Um passeio pela Área Central de Londrina ainda é uma viagem pela história. Hoje, ao lado de prédios modernos, estão construções antigas que fazem parte da memória da jovem cidade de 70 anos. Algumas resistem ao tempo, como casas de madeira nas vilas Casoni, Nova e Brasil, entre outras localidades. Outras são importantes porque abrigam instituições, como a Biblioteca Pública.
Pouca gente, porém, se dá conta da importância dos trabalhadores anônimos, que suaram para erguer construções que hoje fazem parte da paisagem e da história londrinenses. Grande parte destes pioneiros é formada por imigrantes de diversos países, de italianos a japoneses, de ingleses a alemães.
Um nome desconhecido, mas que poderia ser famoso pelas obras construídas no Centro e na Zona Rural de Londrina, é o carpinteiro e mestre-de-obras Feodor Talizin, de 94 anos. Nascido na Rússia, ele está no Brasil desde 1912. Na região de Londrina, a família chegou 17 anos depois.
Então um jovem de 17 anos, Talizin, chamado pelos brasileiros de Teodoro, mudou-se com a família para Jatahy, hoje Jataizinho. Após muito trabalho na roça, ele encontrou oportunidade de trabalho na construção em Londrina. Mas os dias não eram fáceis. De alguma forma, antecipou o conceito de cidade dormitório.
Trabalhava de segunda a sexta-feira na localidade chamada na época de Três Bocas e voltava para a casa dos pais nos fins de semana.
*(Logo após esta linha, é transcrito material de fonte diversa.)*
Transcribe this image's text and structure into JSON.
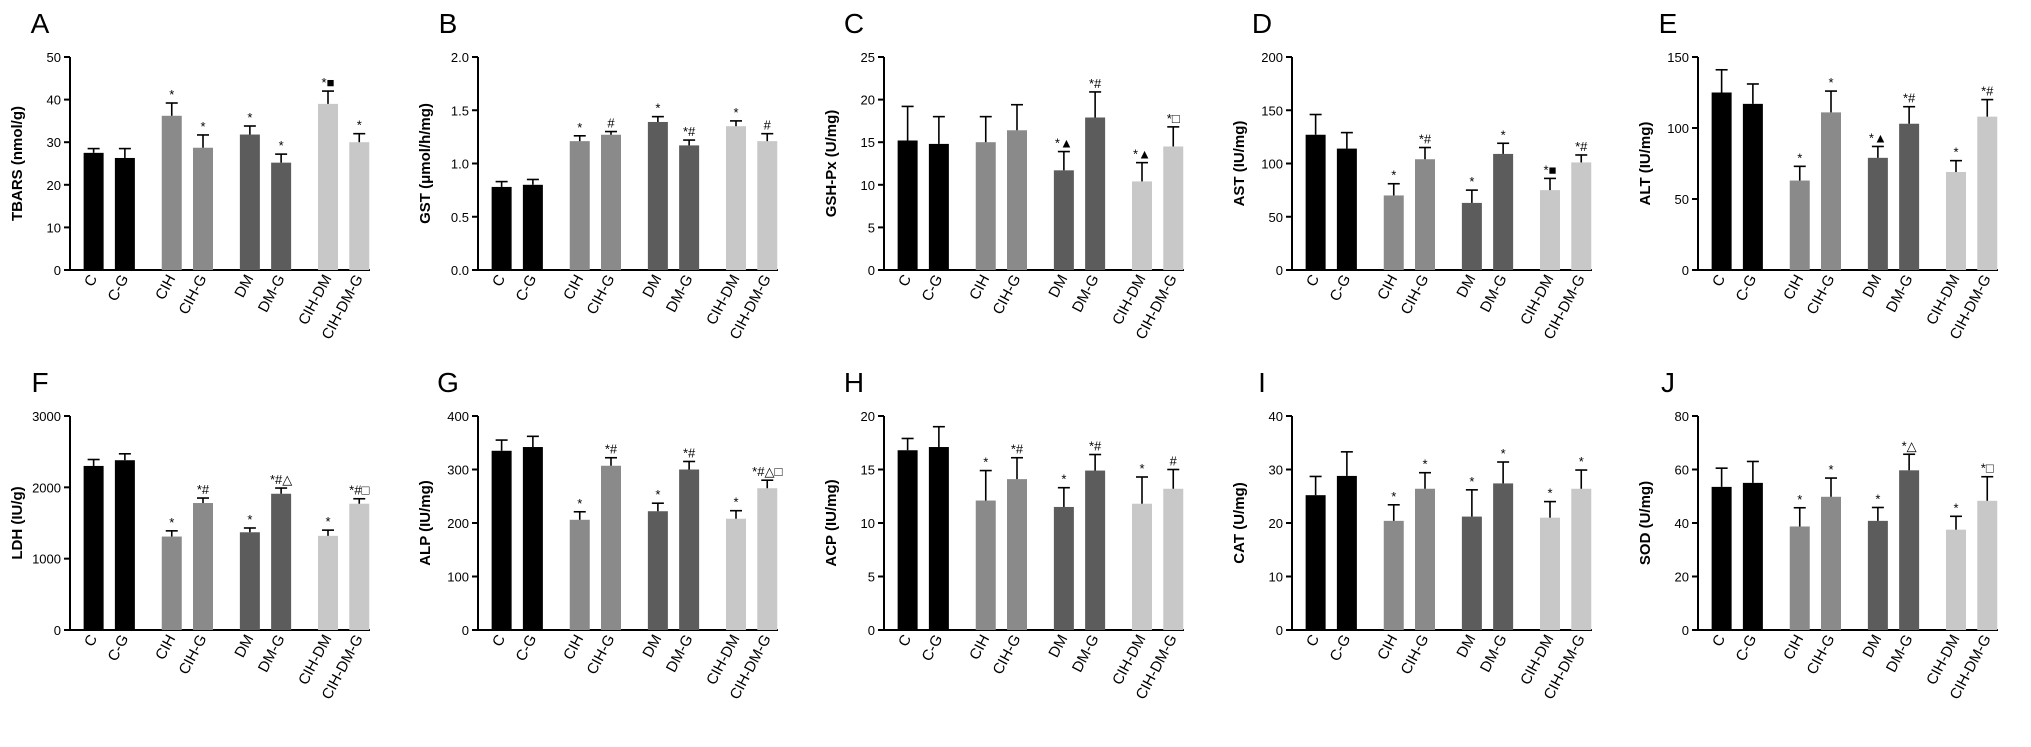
{
  "chart_data": [
    {
      "type": "bar",
      "panel_letter": "A",
      "ylabel": "TBARS (nmol/g)",
      "ylim": [
        0,
        50
      ],
      "yticks": [
        0,
        10,
        20,
        30,
        40,
        50
      ],
      "categories": [
        "C",
        "C-G",
        "CIH",
        "CIH-G",
        "DM",
        "DM-G",
        "CIH-DM",
        "CIH-DM-G"
      ],
      "values": [
        27.5,
        26.3,
        36.2,
        28.7,
        31.8,
        25.2,
        39,
        30
      ],
      "errors": [
        1,
        2.2,
        3,
        3,
        2,
        2,
        3,
        2
      ],
      "annotations": [
        "",
        "",
        "*",
        "*",
        "*",
        "*",
        "*■",
        "*"
      ]
    },
    {
      "type": "bar",
      "panel_letter": "B",
      "ylabel": "GST (μmol/h/mg)",
      "ylim": [
        0,
        2
      ],
      "yticks": [
        "0.0",
        "0.5",
        "1.0",
        "1.5",
        "2.0"
      ],
      "categories": [
        "C",
        "C-G",
        "CIH",
        "CIH-G",
        "DM",
        "DM-G",
        "CIH-DM",
        "CIH-DM-G"
      ],
      "values": [
        0.78,
        0.8,
        1.21,
        1.27,
        1.39,
        1.17,
        1.35,
        1.21
      ],
      "errors": [
        0.05,
        0.05,
        0.05,
        0.03,
        0.05,
        0.05,
        0.05,
        0.07
      ],
      "annotations": [
        "",
        "",
        "*",
        "#",
        "*",
        "*#",
        "*",
        "#"
      ]
    },
    {
      "type": "bar",
      "panel_letter": "C",
      "ylabel": "GSH-Px (U/mg)",
      "ylim": [
        0,
        25
      ],
      "yticks": [
        0,
        5,
        10,
        15,
        20,
        25
      ],
      "categories": [
        "C",
        "C-G",
        "CIH",
        "CIH-G",
        "DM",
        "DM-G",
        "CIH-DM",
        "CIH-DM-G"
      ],
      "values": [
        15.2,
        14.8,
        15,
        16.4,
        11.7,
        17.9,
        10.4,
        14.5
      ],
      "errors": [
        4,
        3.2,
        3,
        3,
        2.2,
        3,
        2.2,
        2.3
      ],
      "annotations": [
        "",
        "",
        "",
        "",
        "*▲",
        "*#",
        "*▲",
        "*□"
      ]
    },
    {
      "type": "bar",
      "panel_letter": "D",
      "ylabel": "AST (IU/mg)",
      "ylim": [
        0,
        200
      ],
      "yticks": [
        0,
        50,
        100,
        150,
        200
      ],
      "categories": [
        "C",
        "C-G",
        "CIH",
        "CIH-G",
        "DM",
        "DM-G",
        "CIH-DM",
        "CIH-DM-G"
      ],
      "values": [
        127,
        114,
        70,
        104,
        63,
        109,
        75,
        101
      ],
      "errors": [
        19,
        15,
        11,
        11,
        12,
        10,
        11,
        7
      ],
      "annotations": [
        "",
        "",
        "*",
        "*#",
        "*",
        "*",
        "*■",
        "*#"
      ]
    },
    {
      "type": "bar",
      "panel_letter": "E",
      "ylabel": "ALT (IU/mg)",
      "ylim": [
        0,
        150
      ],
      "yticks": [
        0,
        50,
        100,
        150
      ],
      "categories": [
        "C",
        "C-G",
        "CIH",
        "CIH-G",
        "DM",
        "DM-G",
        "CIH-DM",
        "CIH-DM-G"
      ],
      "values": [
        125,
        117,
        63,
        111,
        79,
        103,
        69,
        108
      ],
      "errors": [
        16,
        14,
        10,
        15,
        8,
        12,
        8,
        12
      ],
      "annotations": [
        "",
        "",
        "*",
        "*",
        "*▲",
        "*#",
        "*",
        "*#"
      ]
    },
    {
      "type": "bar",
      "panel_letter": "F",
      "ylabel": "LDH (IU/g)",
      "ylim": [
        0,
        3000
      ],
      "yticks": [
        0,
        1000,
        2000,
        3000
      ],
      "categories": [
        "C",
        "C-G",
        "CIH",
        "CIH-G",
        "DM",
        "DM-G",
        "CIH-DM",
        "CIH-DM-G"
      ],
      "values": [
        2300,
        2380,
        1310,
        1780,
        1370,
        1910,
        1320,
        1770
      ],
      "errors": [
        90,
        90,
        80,
        70,
        60,
        80,
        80,
        70
      ],
      "annotations": [
        "",
        "",
        "*",
        "*#",
        "*",
        "*#△",
        "*",
        "*#□"
      ]
    },
    {
      "type": "bar",
      "panel_letter": "G",
      "ylabel": "ALP (IU/mg)",
      "ylim": [
        0,
        400
      ],
      "yticks": [
        0,
        100,
        200,
        300,
        400
      ],
      "categories": [
        "C",
        "C-G",
        "CIH",
        "CIH-G",
        "DM",
        "DM-G",
        "CIH-DM",
        "CIH-DM-G"
      ],
      "values": [
        335,
        342,
        206,
        307,
        222,
        300,
        208,
        265
      ],
      "errors": [
        20,
        20,
        15,
        15,
        15,
        15,
        15,
        15
      ],
      "annotations": [
        "",
        "",
        "*",
        "*#",
        "*",
        "*#",
        "*",
        "*#△□"
      ]
    },
    {
      "type": "bar",
      "panel_letter": "H",
      "ylabel": "ACP (IU/mg)",
      "ylim": [
        0,
        20
      ],
      "yticks": [
        0,
        5,
        10,
        15,
        20
      ],
      "categories": [
        "C",
        "C-G",
        "CIH",
        "CIH-G",
        "DM",
        "DM-G",
        "CIH-DM",
        "CIH-DM-G"
      ],
      "values": [
        16.8,
        17.1,
        12.1,
        14.1,
        11.5,
        14.9,
        11.8,
        13.2
      ],
      "errors": [
        1.1,
        1.9,
        2.8,
        2,
        1.8,
        1.5,
        2.5,
        1.8
      ],
      "annotations": [
        "",
        "",
        "*",
        "*#",
        "*",
        "*#",
        "*",
        "#"
      ]
    },
    {
      "type": "bar",
      "panel_letter": "I",
      "ylabel": "CAT (U/mg)",
      "ylim": [
        0,
        40
      ],
      "yticks": [
        0,
        10,
        20,
        30,
        40
      ],
      "categories": [
        "C",
        "C-G",
        "CIH",
        "CIH-G",
        "DM",
        "DM-G",
        "CIH-DM",
        "CIH-DM-G"
      ],
      "values": [
        25.2,
        28.8,
        20.4,
        26.4,
        21.2,
        27.4,
        21,
        26.4
      ],
      "errors": [
        3.5,
        4.5,
        3,
        3,
        5,
        4,
        3,
        3.5
      ],
      "annotations": [
        "",
        "",
        "*",
        "*",
        "*",
        "*",
        "*",
        "*"
      ]
    },
    {
      "type": "bar",
      "panel_letter": "J",
      "ylabel": "SOD (U/mg)",
      "ylim": [
        0,
        80
      ],
      "yticks": [
        0,
        20,
        40,
        60,
        80
      ],
      "categories": [
        "C",
        "C-G",
        "CIH",
        "CIH-G",
        "DM",
        "DM-G",
        "CIH-DM",
        "CIH-DM-G"
      ],
      "values": [
        53.5,
        55,
        38.7,
        49.8,
        40.8,
        59.7,
        37.5,
        48.3
      ],
      "errors": [
        7,
        8,
        7,
        7,
        5,
        6,
        5,
        9
      ],
      "annotations": [
        "",
        "",
        "*",
        "*",
        "*",
        "*△",
        "*",
        "*□"
      ]
    }
  ],
  "colors": {
    "C": "#000000",
    "C-G": "#000000",
    "CIH": "#8a8a8a",
    "CIH-G": "#8a8a8a",
    "DM": "#5c5c5c",
    "DM-G": "#5c5c5c",
    "CIH-DM": "#c8c8c8",
    "CIH-DM-G": "#c8c8c8"
  }
}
A diferença é que fazia o trajeto de 21 quilômetros a pé.
Os primeiros dois ranchos em lotes comercializados pela Companhia de Terras foram construídos numa área de dez alqueires de mato, que Feodor Talizin ajudou a derrubar. Também abriu um espaço para servir de ''estacionamento'' para os cavalos dos compradores de terras. ''A gente trabalhava para cortar os lotes da companhia. Às vezes, dava medo de onça na mata onde a gente ia para marcar os lotes'', rememora.
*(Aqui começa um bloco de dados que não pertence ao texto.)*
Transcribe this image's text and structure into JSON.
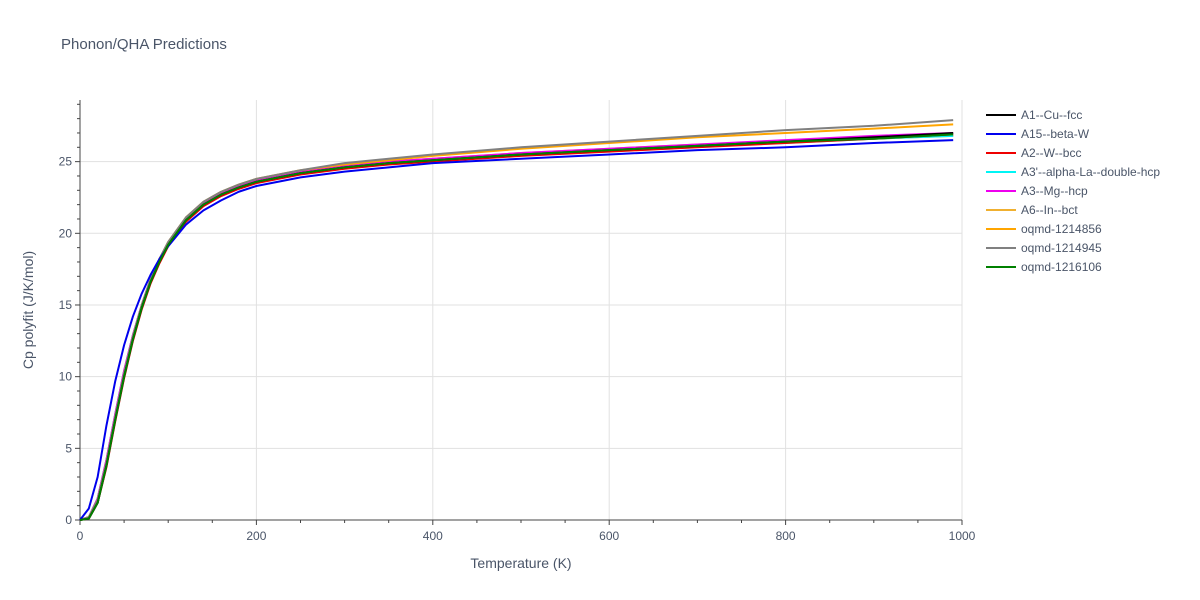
{
  "chart_data": {
    "type": "line",
    "title": "Phonon/QHA Predictions",
    "xlabel": "Temperature (K)",
    "ylabel": "Cp polyfit (J/K/mol)",
    "xlim": [
      0,
      1000
    ],
    "ylim": [
      0,
      29.3
    ],
    "xticks": [
      0,
      200,
      400,
      600,
      800,
      1000
    ],
    "yticks": [
      0,
      5,
      10,
      15,
      20,
      25
    ],
    "grid": true,
    "legend_position": "top-right",
    "x": [
      0,
      10,
      20,
      30,
      40,
      50,
      60,
      70,
      80,
      90,
      100,
      120,
      140,
      160,
      180,
      200,
      250,
      300,
      350,
      400,
      500,
      600,
      700,
      800,
      900,
      990
    ],
    "series": [
      {
        "name": "A1--Cu--fcc",
        "color": "#000000",
        "values": [
          0,
          0.1,
          1.2,
          3.8,
          7.0,
          10.0,
          12.6,
          14.8,
          16.6,
          18.0,
          19.2,
          20.9,
          22.0,
          22.7,
          23.2,
          23.6,
          24.2,
          24.6,
          24.9,
          25.1,
          25.5,
          25.8,
          26.1,
          26.4,
          26.7,
          27.0
        ]
      },
      {
        "name": "A15--beta-W",
        "color": "#0000ee",
        "values": [
          0,
          0.8,
          3.0,
          6.6,
          9.7,
          12.2,
          14.2,
          15.8,
          17.1,
          18.2,
          19.1,
          20.6,
          21.6,
          22.3,
          22.9,
          23.3,
          23.9,
          24.3,
          24.6,
          24.9,
          25.2,
          25.5,
          25.8,
          26.0,
          26.3,
          26.5
        ]
      },
      {
        "name": "A2--W--bcc",
        "color": "#ee0000",
        "values": [
          0,
          0.1,
          1.2,
          3.7,
          6.9,
          9.9,
          12.5,
          14.7,
          16.5,
          17.9,
          19.1,
          20.8,
          21.9,
          22.6,
          23.1,
          23.5,
          24.1,
          24.5,
          24.8,
          25.0,
          25.4,
          25.7,
          26.0,
          26.3,
          26.6,
          26.9
        ]
      },
      {
        "name": "A3'--alpha-La--double-hcp",
        "color": "#00f5f5",
        "values": [
          0,
          0.2,
          1.5,
          4.2,
          7.4,
          10.4,
          12.9,
          15.0,
          16.8,
          18.2,
          19.3,
          21.0,
          22.1,
          22.8,
          23.3,
          23.6,
          24.2,
          24.6,
          24.9,
          25.1,
          25.5,
          25.8,
          26.1,
          26.3,
          26.6,
          26.8
        ]
      },
      {
        "name": "A3--Mg--hcp",
        "color": "#ee00ee",
        "values": [
          0,
          0.2,
          1.5,
          4.2,
          7.4,
          10.4,
          12.9,
          15.0,
          16.8,
          18.2,
          19.3,
          21.0,
          22.1,
          22.8,
          23.3,
          23.7,
          24.3,
          24.7,
          25.0,
          25.2,
          25.6,
          25.9,
          26.2,
          26.5,
          26.8,
          27.0
        ]
      },
      {
        "name": "A6--In--bct",
        "color": "#f0b030",
        "values": [
          0,
          0.2,
          1.5,
          4.2,
          7.4,
          10.4,
          12.9,
          15.0,
          16.8,
          18.2,
          19.3,
          21.0,
          22.1,
          22.8,
          23.3,
          23.7,
          24.3,
          24.7,
          25.0,
          25.2,
          25.6,
          25.9,
          26.2,
          26.4,
          26.6,
          26.8
        ]
      },
      {
        "name": "oqmd-1214856",
        "color": "#ffa500",
        "values": [
          0,
          0.2,
          1.4,
          4.0,
          7.2,
          10.2,
          12.8,
          15.0,
          16.8,
          18.2,
          19.4,
          21.1,
          22.2,
          22.9,
          23.4,
          23.8,
          24.4,
          24.8,
          25.1,
          25.4,
          25.9,
          26.3,
          26.7,
          27.0,
          27.3,
          27.6
        ]
      },
      {
        "name": "oqmd-1214945",
        "color": "#808080",
        "values": [
          0,
          0.2,
          1.4,
          4.0,
          7.2,
          10.2,
          12.8,
          15.0,
          16.8,
          18.2,
          19.4,
          21.1,
          22.2,
          22.9,
          23.4,
          23.8,
          24.4,
          24.9,
          25.2,
          25.5,
          26.0,
          26.4,
          26.8,
          27.2,
          27.5,
          27.9
        ]
      },
      {
        "name": "oqmd-1216106",
        "color": "#008000",
        "values": [
          0,
          0.1,
          1.2,
          3.8,
          7.0,
          10.0,
          12.6,
          14.8,
          16.6,
          18.0,
          19.2,
          20.9,
          22.0,
          22.7,
          23.2,
          23.6,
          24.2,
          24.6,
          24.9,
          25.1,
          25.5,
          25.8,
          26.1,
          26.4,
          26.6,
          26.9
        ]
      }
    ]
  }
}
Como todo bom pioneiro de Londrina, teve contato com ícones da história da cidade. Com Celso Garcia Cid, empurrou por várias vezes a ''Catita'', primeiro ônibus da empresa de transportes, quando atolava nas estradas da região.
Por seis anos e meio trabalhou na Companhia de Energia. Também foi carpinteiro autônomo. Obra era o que não faltava na Londrina de meados do século passado. Construiu as coberturas do atual prédio da Biblioteca Pública, que abrigou o Fórum, e da Igreja Metodista, na Rio de Janeiro, perto do Bosque.
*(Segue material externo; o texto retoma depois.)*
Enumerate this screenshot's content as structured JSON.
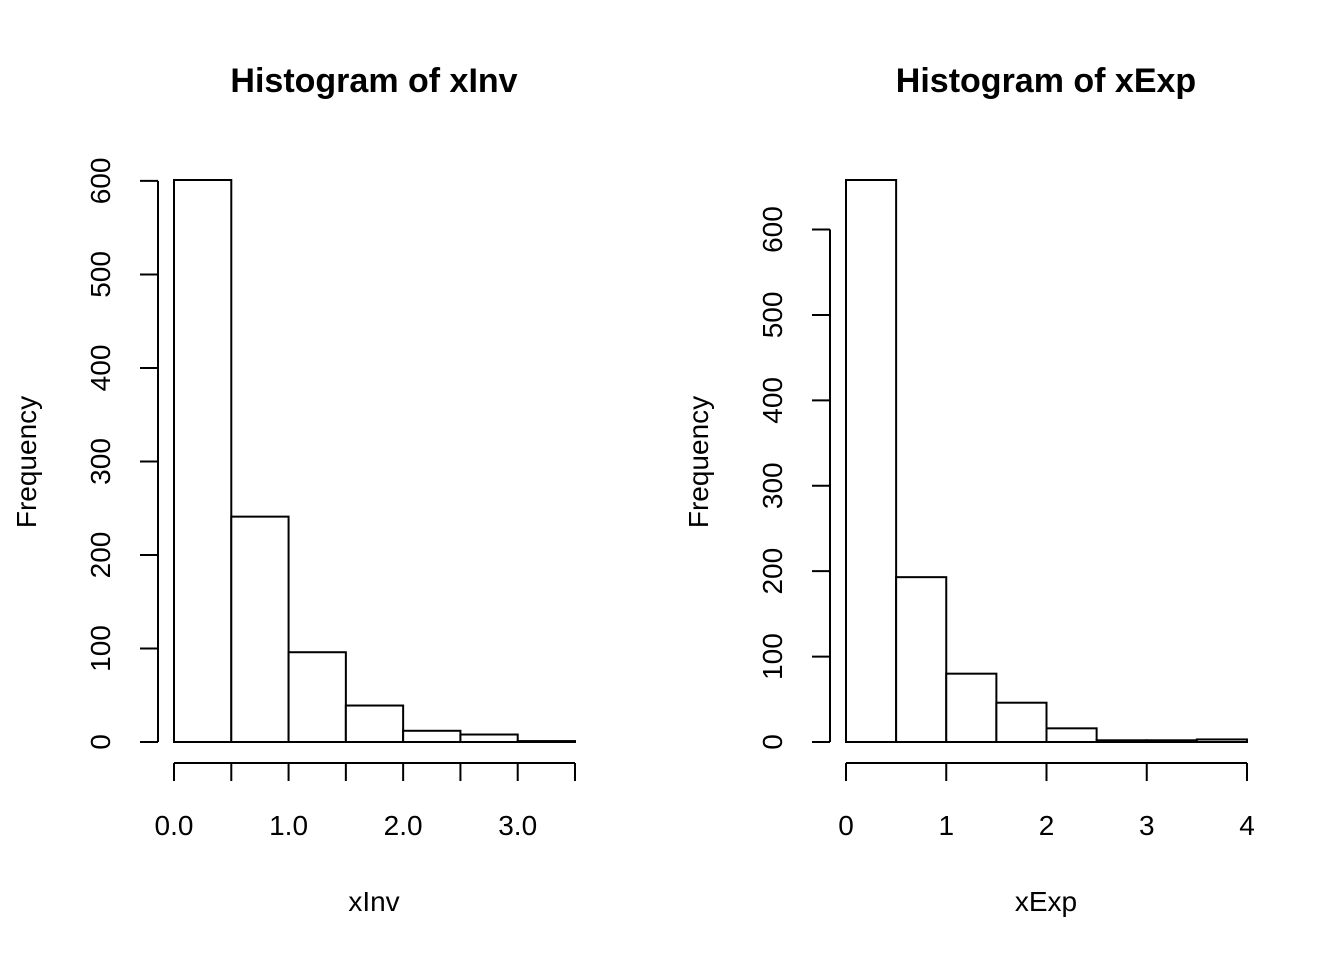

Depois de muito praticar o ofício passou a ser mestre-de-obras. Cuidou da construção das barragens da Usina Três Bocas, na Zona Rural, e do Ribeirão Cambezinho, que fica onde hoje é o Parque Arthur Thomas (Zona Sul). Depois do engenheiro, ele era o responsável pelas obras.
Também a exemplo da maioria dos pioneiros, Feodor Talizin recebe hoje o título de Cidadão Honorário de Londrina. O título será entregue hoje, às 18 horas, na Câmara Municipal. Mesmo com dificuldades de locomoção, deve comparecer à solenidade. Em casa, usa um andador para ir de um lugar a outro. Na peça, há um suporte onde carrega a Bíblia Sagrada.
Ele conta que leu o Novo Testamento ''uma cem vezes.'' Isso antes de um problema de visão impedir de manter o hábito da leitura. O filho Paulo, médico nascido e formado na cidade, explica que, para o pai, o mais importante é o reconhecimento como um seguidor dos preceitos de Deus. ''Ele é evangélico. E por isso acha que é importante ser reconhecido como quem viveu e trabalhou bastante e quer ser reconhecido como cidadão do céu.'' Feodor Talizin é viúvo. A mulher Tatiana morreu em 2002. Hoje, ele vive com o filho, a nora e as netas Thalita, 11, e Paula, 9, na casa na Rua Duque de Caxias, onde a família sempre viveu.